Les annonces de suppressions d’agences – et d’emplois – se multiplient dans le secteur bancaire.
En 1978, Simon Nora et Alain Minc remettaient au président de la République un rapport intitulé l’Informatisation de la société1. Les deux auteurs prévoyaient que « l’installation de nouveaux systèmes informatiques permettraient des économies d’emplois qui pourraient représenter sur 10 ans jusqu’à 30 % du personnel ». L’expression « économies d’emplois », préférée à « suppression d’emplois », éclaire le point de vue d’où parlaient les rapporteurs. Ce rapport avait suscité l’année suivant sa publication un article de Michel Godet et Jean-Pierre Plas : « la banque pourrait être la sidérurgie de demain ».
Le prétexte du digital
Près de quarante ans après, deux événements importants sont venus confirmer et amplifier ces craintes. D’abord, la crise de 2007-2008 a entraîné de fortes réductions d’emplois dans le secteur des banques de financement et d’investissement. Aujourd’hui, c’est le prétexte du digital, avec notamment la dématérialisation et les relations clientèles sans la présence physique du client, qui est agité par les patrons pour intensifier leurs attaques, cette fois contre la banque de détail à travers des fermetures d’agences et des suppressions de postes. La Société générale vient d’annoncer la fermeture de 300 agences à l’horizon 2020, représentant 900 emplois qui s’ajoutent aux 3 550 suppressions déjà annoncées au début de 2016. Du côté de BPCE (Banque populaire, Caisse d’épargne), ce sont 400 agences représentant 4 000 emplois qui vont être rayées de la carte. À la Caisse d’épargne d’Île-de-France, 29 agences sur les 455 recensées à ce jour vont disparaître à l’horizon de la fin de 2019.

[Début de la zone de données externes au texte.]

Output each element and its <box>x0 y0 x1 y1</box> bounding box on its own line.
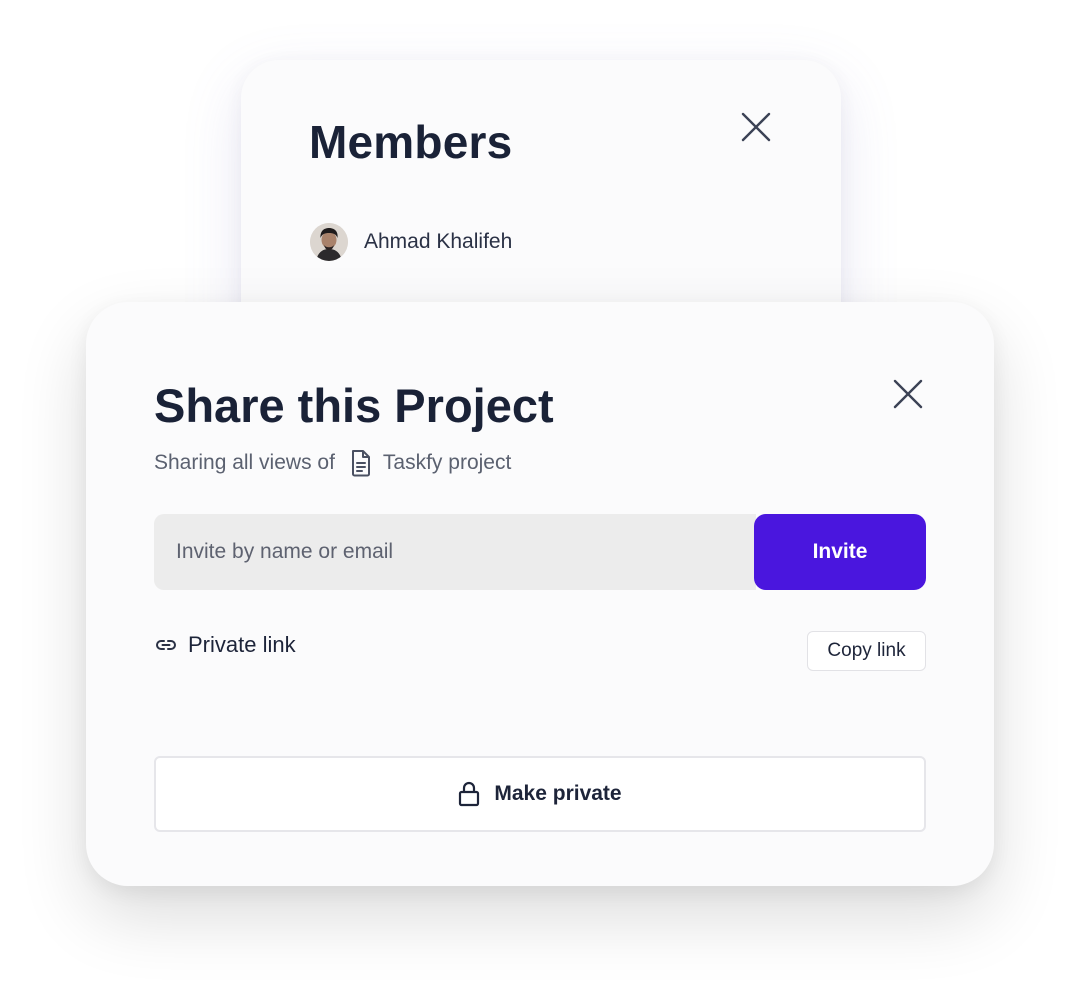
user-avatar-icon <box>310 223 348 261</box>
share-dialog: Share this Project Sharing all views of … <box>86 302 994 886</box>
stage: Members Ahmad Khalifeh Share this Projec… <box>0 0 1080 998</box>
document-icon <box>349 449 373 477</box>
member-list-item[interactable]: Ahmad Khalifeh <box>310 223 512 261</box>
avatar <box>310 223 348 261</box>
share-dialog-title: Share this Project <box>154 379 554 432</box>
lock-icon <box>458 781 480 807</box>
close-icon <box>893 379 923 409</box>
share-subtitle: Sharing all views of Taskfy project <box>154 449 511 477</box>
close-icon <box>741 112 771 142</box>
invite-button[interactable]: Invite <box>754 514 926 590</box>
private-link-row: Private link <box>154 632 296 658</box>
share-close-button[interactable] <box>889 375 927 413</box>
make-private-label: Make private <box>494 782 622 805</box>
members-title: Members <box>309 116 513 168</box>
private-link-label: Private link <box>188 632 296 657</box>
share-subtitle-prefix: Sharing all views of <box>154 451 335 474</box>
project-name: Taskfy project <box>382 451 512 474</box>
invite-input[interactable] <box>154 514 756 590</box>
link-icon <box>154 633 178 657</box>
members-close-button[interactable] <box>737 108 775 146</box>
member-name: Ahmad Khalifeh <box>364 230 513 253</box>
copy-link-button[interactable]: Copy link <box>807 631 926 671</box>
invite-row: Invite <box>154 514 926 590</box>
make-private-button[interactable]: Make private <box>154 756 926 832</box>
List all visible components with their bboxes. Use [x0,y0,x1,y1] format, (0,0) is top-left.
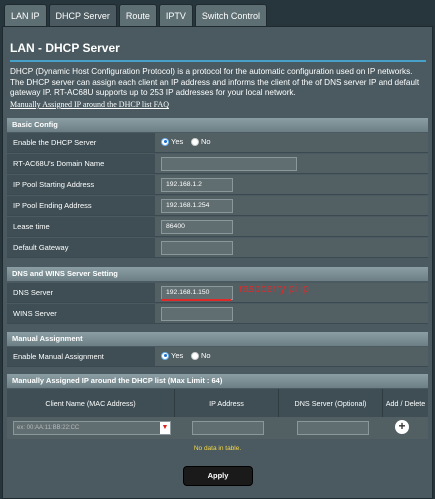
col-dns-server: DNS Server (Optional) [279,389,383,417]
radio-yes-label: Yes [171,351,184,360]
radio-selected-icon [161,351,169,360]
default-gateway-label: Default Gateway [7,238,155,257]
pool-start-input[interactable]: 192.168.1.2 [161,178,233,192]
enable-dhcp-row: Enable the DHCP Server Yes No [7,133,428,153]
col-ip-address: IP Address [175,389,279,417]
radio-unselected-icon [191,137,199,146]
lease-time-label: Lease time [7,217,155,236]
enable-dhcp-yes-radio[interactable]: Yes [161,137,183,146]
wins-server-cell [155,304,428,323]
enable-manual-cell: Yes No [155,347,428,366]
lease-time-input[interactable]: 86400 [161,220,233,234]
enable-manual-label: Enable Manual Assignment [7,347,155,366]
ip-address-input[interactable] [192,421,264,435]
tab-switch-control[interactable]: Switch Control [194,4,267,26]
mac-address-placeholder: ex: 00:AA:11:BB:22:CC [17,425,80,431]
dns-server-label: DNS Server [7,283,155,302]
dhcp-panel: LAN - DHCP Server DHCP (Dynamic Host Con… [2,26,433,499]
wins-server-label: WINS Server [7,304,155,323]
pool-end-input[interactable]: 192.168.1.254 [161,199,233,213]
mac-address-select[interactable]: ex: 00:AA:11:BB:22:CC ▼ [13,421,171,435]
radio-yes-label: Yes [171,137,184,146]
lease-time-row: Lease time 86400 [7,217,428,237]
radio-no-label: No [201,351,211,360]
dns-wins-header: DNS and WINS Server Setting [7,267,428,281]
manual-list-table-header: Client Name (MAC Address) IP Address DNS… [7,389,428,417]
plus-circle-icon[interactable]: + [395,420,409,434]
domain-name-cell [155,154,428,173]
apply-button[interactable]: Apply [183,466,253,486]
page-title: LAN - DHCP Server [10,41,120,55]
enable-dhcp-label: Enable the DHCP Server [7,133,155,152]
tab-route[interactable]: Route [118,4,157,26]
wins-server-input[interactable] [161,307,233,321]
col-client-name: Client Name (MAC Address) [7,389,175,417]
manual-list-header: Manually Assigned IP around the DHCP lis… [7,374,428,388]
radio-unselected-icon [191,351,199,360]
dns-server-input[interactable]: 192.168.1.150 [161,286,233,300]
pool-start-row: IP Pool Starting Address 192.168.1.2 [7,175,428,195]
domain-name-label: RT-AC68U's Domain Name [7,154,155,173]
domain-name-input[interactable] [161,157,297,171]
enable-dhcp-no-radio[interactable]: No [191,137,211,146]
dns-annotation: raspberry pi ip [239,283,309,295]
lease-time-cell: 86400 [155,217,428,236]
tab-iptv[interactable]: IPTV [158,4,193,26]
pool-start-label: IP Pool Starting Address [7,175,155,194]
enable-manual-row: Enable Manual Assignment Yes No [7,347,428,367]
pool-end-row: IP Pool Ending Address 192.168.1.254 [7,196,428,216]
pool-start-cell: 192.168.1.2 [155,175,428,194]
col-add-delete: Add / Delete [385,398,426,408]
radio-selected-icon [161,137,169,146]
title-divider [10,60,426,62]
tab-lan-ip[interactable]: LAN IP [4,4,47,26]
default-gateway-row: Default Gateway [7,238,428,258]
manual-list-entry-row: ex: 00:AA:11:BB:22:CC ▼ + [7,417,428,439]
radio-no-label: No [201,137,211,146]
manual-assignment-header: Manual Assignment [7,332,428,346]
enable-manual-yes-radio[interactable]: Yes [161,351,183,360]
default-gateway-cell [155,238,428,257]
tab-bar: LAN IP DHCP Server Route IPTV Switch Con… [4,4,269,30]
dns-annotation-underline [161,299,231,301]
enable-dhcp-value: Yes No [155,133,428,152]
faq-link[interactable]: Manually Assigned IP around the DHCP lis… [10,100,169,109]
pool-end-label: IP Pool Ending Address [7,196,155,215]
page-description: DHCP (Dynamic Host Configuration Protoco… [10,67,420,97]
dns-server-optional-input[interactable] [297,421,369,435]
empty-table-message: No data in table. [7,439,428,459]
pool-end-cell: 192.168.1.254 [155,196,428,215]
enable-manual-no-radio[interactable]: No [191,351,211,360]
default-gateway-input[interactable] [161,241,233,255]
chevron-down-icon[interactable]: ▼ [160,422,170,434]
wins-server-row: WINS Server [7,304,428,324]
basic-config-header: Basic Config [7,118,428,132]
domain-name-row: RT-AC68U's Domain Name [7,154,428,174]
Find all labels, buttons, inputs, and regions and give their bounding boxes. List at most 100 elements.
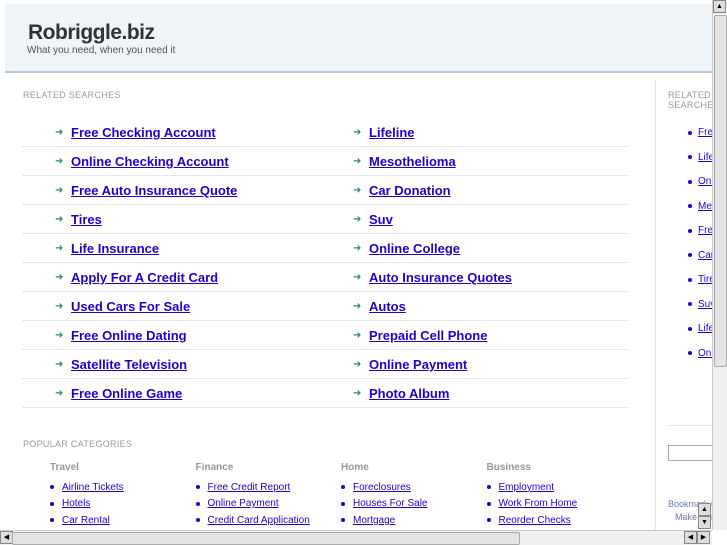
related-link[interactable]: Life Insurance <box>71 241 159 256</box>
category-link[interactable]: Hotels <box>62 498 90 509</box>
sidebar-item: Online College <box>688 348 712 359</box>
category-link[interactable]: Employment <box>499 482 555 493</box>
related-link[interactable]: Online Checking Account <box>71 154 229 169</box>
related-link[interactable]: Satellite Television <box>71 357 187 372</box>
related-item: ➜ Tires <box>55 205 102 234</box>
bullet-icon <box>688 155 692 159</box>
related-link[interactable]: Photo Album <box>369 386 449 401</box>
arrow-icon: ➜ <box>353 359 362 370</box>
arrow-icon: ➜ <box>353 301 362 312</box>
horizontal-scrollbar[interactable]: ◀ ◀ ▶ <box>0 530 712 545</box>
arrow-icon: ➜ <box>55 359 64 370</box>
scroll-up-icon[interactable]: ▲ <box>713 0 726 13</box>
horizontal-scroll-thumb[interactable] <box>12 532 520 545</box>
sidebar-link[interactable]: Free Auto Insurance Quote <box>698 225 712 236</box>
vertical-scrollbar[interactable]: ▲ <box>712 0 727 530</box>
category-link[interactable]: Free Credit Report <box>208 482 291 493</box>
bullet-icon <box>688 179 692 184</box>
sidebar-link[interactable]: Tires <box>698 274 712 285</box>
related-link[interactable]: Free Auto Insurance Quote <box>71 183 237 198</box>
header: Robriggle.biz What you need, when you ne… <box>5 4 712 73</box>
category-link[interactable]: Houses For Sale <box>353 498 427 509</box>
related-link[interactable]: Mesothelioma <box>369 154 456 169</box>
sidebar-search-input[interactable] <box>668 445 712 461</box>
category-link[interactable]: Credit Card Application <box>208 515 310 526</box>
related-link[interactable]: Prepaid Cell Phone <box>369 328 487 343</box>
related-row: ➜ Tires ➜ Suv <box>23 205 628 234</box>
sidebar-link[interactable]: Lifeline <box>698 152 712 163</box>
related-link[interactable]: Lifeline <box>369 125 415 140</box>
related-link[interactable]: Apply For A Credit Card <box>71 270 218 285</box>
related-link[interactable]: Suv <box>369 212 393 227</box>
popular-categories-heading: POPULAR CATEGORIES <box>23 439 133 449</box>
arrow-icon: ➜ <box>55 301 64 312</box>
bullet-icon <box>341 501 345 506</box>
category-item: Online Payment <box>195 496 336 513</box>
scroll-down-icon[interactable]: ▼ <box>698 516 711 529</box>
related-row: ➜ Apply For A Credit Card ➜ Auto Insurance … <box>23 263 628 292</box>
sidebar-item: Car Donation <box>688 250 712 261</box>
category-item: Reorder Checks <box>486 512 627 529</box>
scroll-up-small-icon[interactable]: ▲ <box>698 503 711 516</box>
related-row: ➜ Life Insurance ➜ Online College <box>23 234 628 263</box>
related-link[interactable]: Online College <box>369 241 460 256</box>
category-title: Business <box>486 462 531 473</box>
sidebar-item: Suv <box>688 299 712 310</box>
arrow-icon: ➜ <box>353 388 362 399</box>
related-link[interactable]: Used Cars For Sale <box>71 299 190 314</box>
category-link[interactable]: Foreclosures <box>353 482 411 493</box>
sidebar-link[interactable]: Free Checking Account <box>698 127 712 138</box>
sidebar-link[interactable]: Suv <box>698 299 712 310</box>
related-item: ➜ Apply For A Credit Card <box>55 263 218 292</box>
category-link[interactable]: Mortgage <box>353 515 395 526</box>
category-link[interactable]: Reorder Checks <box>499 515 571 526</box>
scroll-left-end-icon[interactable]: ◀ <box>684 531 697 544</box>
related-item: ➜ Free Online Game <box>55 379 182 408</box>
category-link[interactable]: Car Rental <box>62 515 110 526</box>
related-item: ➜ Online Payment <box>353 350 467 379</box>
sidebar-item: Lifeline <box>688 152 712 163</box>
related-link[interactable]: Tires <box>71 212 102 227</box>
category-item: Employment <box>486 479 627 496</box>
related-link[interactable]: Free Checking Account <box>71 125 216 140</box>
sidebar-heading: RELATED SEARCHES <box>668 90 712 110</box>
category-link[interactable]: Airline Tickets <box>62 482 124 493</box>
bullet-icon <box>341 518 345 523</box>
related-link[interactable]: Free Online Dating <box>71 328 187 343</box>
related-item: ➜ Suv <box>353 205 393 234</box>
category-link[interactable]: Work From Home <box>499 498 578 509</box>
related-item: ➜ Auto Insurance Quotes <box>353 263 512 292</box>
related-item: ➜ Prepaid Cell Phone <box>353 321 487 350</box>
sidebar: RELATED SEARCHES Free Checking Account Li… <box>668 80 712 530</box>
sidebar-link[interactable]: Car Donation <box>698 250 712 261</box>
category-link[interactable]: Online Payment <box>208 498 279 509</box>
sidebar-item: Free Checking Account <box>688 127 712 138</box>
vertical-scroll-thumb[interactable] <box>714 15 727 367</box>
sidebar-link[interactable]: Online Checking Account <box>698 176 712 187</box>
bullet-icon <box>341 485 345 490</box>
related-item: ➜ Satellite Television <box>55 350 187 379</box>
category-title: Finance <box>195 462 234 473</box>
sidebar-item: Free Auto Insurance Quote <box>688 225 712 236</box>
related-link[interactable]: Auto Insurance Quotes <box>369 270 512 285</box>
related-link[interactable]: Online Payment <box>369 357 467 372</box>
sidebar-link[interactable]: Life Insurance <box>698 323 712 334</box>
bullet-icon <box>688 326 692 331</box>
related-row: ➜ Free Checking Account ➜ Lifeline <box>23 118 628 147</box>
related-item: ➜ Mesothelioma <box>353 147 456 176</box>
sidebar-link[interactable]: Online College <box>698 348 712 359</box>
bullet-icon <box>688 351 692 355</box>
related-link[interactable]: Car Donation <box>369 183 451 198</box>
related-link[interactable]: Free Online Game <box>71 386 182 401</box>
bullet-icon <box>688 277 692 282</box>
arrow-icon: ➜ <box>353 243 362 254</box>
scroll-right-icon[interactable]: ▶ <box>697 531 710 544</box>
related-link[interactable]: Autos <box>369 299 406 314</box>
bullet-icon <box>486 485 491 490</box>
category-title: Home <box>341 462 369 473</box>
related-item: ➜ Lifeline <box>353 118 415 147</box>
category-business: Business Employment Work From Home Reorder … <box>486 462 627 529</box>
sidebar-link[interactable]: Mesothelioma <box>698 201 712 212</box>
bullet-icon <box>688 130 692 135</box>
arrow-icon: ➜ <box>55 156 64 167</box>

On imagine facilement les conséquences de ces choix : un service dégradé pour les clientEs, surtout les plus modestes, une surcharge de travail supplémentaire pour les salariéEs avec pour corollaires l’intensification des rythmes et davantage de souffrance au travail, le tout dans un contexte où les CHSCT auront disparu.
Fuite en avant
Ces évolutions s’inscrivent dans une fuite en avant d’un capitalisme financiarisé qui brûle tout sur son passage : peuples, ressources naturelles, droits sociaux, emplois. Dans un tel contexte, la socialisation de l’intégralité du secteur bancaire et des assurances pour en faire un service public s’impose comme une mesure prioritaire. Car d’autres choix sont possibles. Pourquoi ne pas consacrer les gains de productivité à la diminution du temps de travail plutôt que de les affecter aux seuls profits des actionnaires ? Cela permettrait non seulement de maintenir les emplois existants, mais aussi d’en créer de nouveaux. Une mobilisation des salariéEs des banques serait indispensable. Toutes banques confondues, il s’agit de défendre, touTes ensemble, les emplois, les conditions de travail et le service aux clients. Une remise en cause du « libéralisme numérique » est nécessaire, tant celui-ci conduit à « un accompagnement algo-rithmique tendanciellement continu de nos existences », pour reprendre les mots d’Éric Sadin2.
Côté syndical, c’est un syndicalisme de lutte qui est à l’ordre du jour, et non un syndicalisme d’accompagnement dont on mesure aujourd’hui les insuffisances et les nuisances.